Sözlerine devam eden Kurtulmuş, “Dünyanın her yerinde bu suça karşı çıkan vicdan, akıl ve ahlak sahibi insanların olduğunu, bunların da seslerini yükseltmeye başladıklarını görüyoruz. Meselenin iki yönü var. Bir acil yönü, insani yönü, bir diğer tarafta siyasi yönü. Siyasi yönünün çözümüyle ilgili başka müzakereler yapılabilir. Ama şu anda özellikle Gazze’yle ilgili acil olan bir an evvel ateşkesin sağlanması yani bir ölüm makinası olarak çalışan İsrail’in bu saldırgan siyasetinin durdurulması ve Gazze halkına acil insani yardımların ulaştırılmasıdır. Türkiye bu konuda hem ateşkesin sağlanması hem de acil yardımların ulaştırılması için üzerine düşeni yapmaya gayret ediyor. Ümit ediyoruz ki çok kısa bir süre içerisinde daha büyük trajediler yaşanmaması için bu konuda adım atılır. Şunu söylüyoruz; bütün milletleri, bütün insanlığı, bütün siyaset mercilerini sesimizi en yüksek şekilde çıkarmaya davet ediyoruz. Sesimizi o kadar güçlü çıkaralım ki sadece mazlumlar sesimizi duyarak rahatlamasınlar bu sesten zalimlerin de korkacağı şekilde yüksek perdede bu sesin çıkarılması lazım” diye konuştu.

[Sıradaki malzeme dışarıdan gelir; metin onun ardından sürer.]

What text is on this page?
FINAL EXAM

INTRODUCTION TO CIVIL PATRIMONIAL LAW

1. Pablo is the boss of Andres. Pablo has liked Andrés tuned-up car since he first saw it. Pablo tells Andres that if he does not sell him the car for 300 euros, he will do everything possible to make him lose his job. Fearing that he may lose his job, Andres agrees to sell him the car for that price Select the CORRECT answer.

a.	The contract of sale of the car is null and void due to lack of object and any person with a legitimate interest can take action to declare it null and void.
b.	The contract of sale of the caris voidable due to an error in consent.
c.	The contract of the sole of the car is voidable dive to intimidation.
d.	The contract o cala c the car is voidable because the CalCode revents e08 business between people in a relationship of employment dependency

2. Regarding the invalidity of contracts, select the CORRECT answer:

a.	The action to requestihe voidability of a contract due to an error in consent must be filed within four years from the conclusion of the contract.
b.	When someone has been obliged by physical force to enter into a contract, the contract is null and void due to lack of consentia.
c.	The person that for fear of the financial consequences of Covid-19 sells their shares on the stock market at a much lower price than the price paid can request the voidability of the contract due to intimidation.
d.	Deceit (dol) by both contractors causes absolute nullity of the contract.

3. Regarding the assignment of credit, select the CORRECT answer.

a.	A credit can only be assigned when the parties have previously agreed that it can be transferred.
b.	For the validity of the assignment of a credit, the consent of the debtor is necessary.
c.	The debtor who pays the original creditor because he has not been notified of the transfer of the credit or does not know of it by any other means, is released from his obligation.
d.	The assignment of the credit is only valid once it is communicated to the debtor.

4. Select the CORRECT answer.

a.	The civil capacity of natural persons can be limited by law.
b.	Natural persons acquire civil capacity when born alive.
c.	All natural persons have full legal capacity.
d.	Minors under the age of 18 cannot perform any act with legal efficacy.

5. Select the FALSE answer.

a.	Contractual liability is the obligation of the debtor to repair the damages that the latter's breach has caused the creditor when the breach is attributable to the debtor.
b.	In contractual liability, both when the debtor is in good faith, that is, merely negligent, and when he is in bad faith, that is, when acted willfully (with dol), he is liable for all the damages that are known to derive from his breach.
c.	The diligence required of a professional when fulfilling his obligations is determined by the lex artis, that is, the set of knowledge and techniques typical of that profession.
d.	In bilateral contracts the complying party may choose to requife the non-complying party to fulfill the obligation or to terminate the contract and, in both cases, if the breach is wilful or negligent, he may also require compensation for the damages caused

“TÜRKİYE ÜZERİNE DÜŞENİ YAPIYOR”
Türkiye’nin üzerine düştüğünü yaptığını söyleyen Kurtulmuş, “Nasıl Ukrayna-Rusya Savaşı’nda sivil kayıpların ortadan kaldırılması için sonuna kadar mücadele ettiysek ve etmeye devam ediyorsak burada da Türkiye olarak onun bunun gemisine binmeden kendi milli menfaatlerimiz ve insanlık istikametinde Gazze halkının yaşadığı bu sıkıntıların inşallah atlatılması için elimizden geleni ortaya koyuyoruz. Cumhurbaşkanımız, Dış İşleri Bakanımız ve bizler G-20 toplantısında ve bütün platformlarda Gazze meselesini gündeme getirdik. Yine ikili görüşmelerimizin hepsinde getirdik. Türkiye üzerine düşeni yapmaya gayret ediyor. Ama bu acil durum bitirildikten sonra işin kalıcı olarak çözümü içinde siyaset bakımından neler yapılması gerekiyorsa onu yapacağız” ifadelerini kullandı.
“BÜTÜN KUTSAL MEKANLARIN KORUNMASI ULUSLARARASI HUKUKUN TEMEL ŞARTLARINDAN BİRİSİDİR”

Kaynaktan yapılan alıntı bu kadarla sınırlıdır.